La Maison dans la dune (1932)
Le premier roman
Natif de Roubaix, Maxence Van der Meersch (1907-1951) a été un romancier très populaire dans les années cinquante. Dans ses œuvres, il lui arrive de brosser avec délicatesse les paysages de la Flandre. L'action de La Maison dans la dune (1932), son premier roman, dans lequel certains ont vu « une toile de Teniers ou de Jordaans » (Albert Goossens), d’autres une création vériste, se déroule à Dunkerque et dans les environs de cette ville, à un jet de pierre de la mer, de part et d’autre de la frontière belge. C’est là que les passeurs de tabac tentent d’échapper aux douaniers. On assiste à la confrontation entre deux hommes : Sylvain, ancien boxeur, qui passe du tabac de Belgique ou en fait passer à Tom le chien, et Lourges, homme vaniteux, qui dirige une brigade de douaniers.

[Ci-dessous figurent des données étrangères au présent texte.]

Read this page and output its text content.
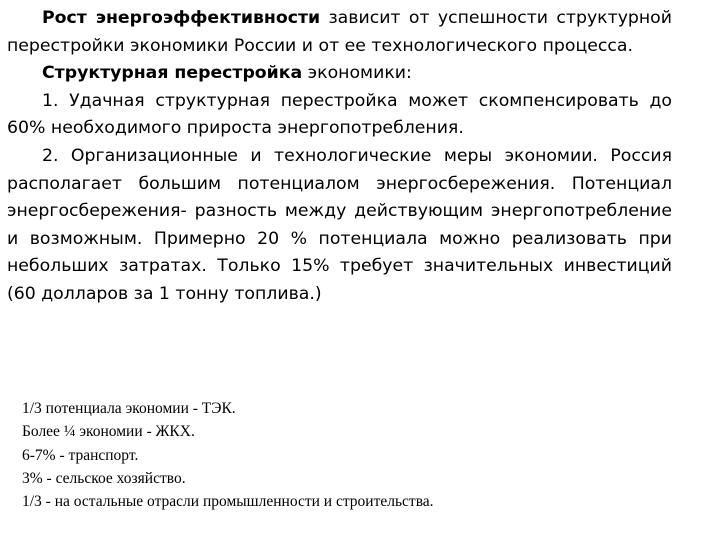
Рост энергоэффективности зависит от успешности структурной перестройки экономики России и от ее технологического процесса.

Структурная перестройка экономики:

1. Удачная структурная перестройка может скомпенсировать до 60% необходимого прироста энергопотребления.

2. Организационные и технологические меры экономии. Россия располагает большим потенциалом энергосбережения. Потенциал энергосбережения- разность между действующим энергопотребление и возможным. Примерно 20 % потенциала можно реализовать при небольших затратах. Только 15% требует значительных инвестиций (60 долларов за 1 тонну топлива.)

1/3 потенциала экономии - ТЭК.
Более ¼ экономии - ЖКХ.
6-7% - транспорт.
3% - сельское хозяйство.
1/3 - на остальные отрасли промышленности и строительства.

L’enjeu : Germaine, ancienne prostituée qui partage la vie de Sylvain mais dont Lourges s’amourache. L’intrigue, qui n’est sans doute pas sans défaut, même si on a pu reconnaître « un sens de l’action dramatique rarement égalé dans un premier roman, une habileté très réelle dans la conduite des événements, un style sobre et exact » (André Douriez), nous montre un homme en quête du paradis perdu : menant une vie rustre, Sylvain découvre au hasard d’une de ses virées un havre de paix et de pureté où il aimerait couler le reste de ses jours auprès de la jeune Pascaline. Tout en nous transportant dans un monde aujourd’hui disparu (celui des contrebandiers qui passent la frontière à vélo avec leur chien), cette lecture nous plonge surtout dans les affres et les bassesses des hommes de toutes les époques : jalousie, dépit, rancœur, trahison, violence, désir insatisfait, appât du gain… Bien entendu, le drame attend son heure. Peu après, l'amoureux de la Flandre qu'était Maxence van der Meersch donna la plénitude de son talent en écrivant la fresque Invasion 14 (1935). En 1936, L'Empreinte de Dieu reçut le prix Goncourt.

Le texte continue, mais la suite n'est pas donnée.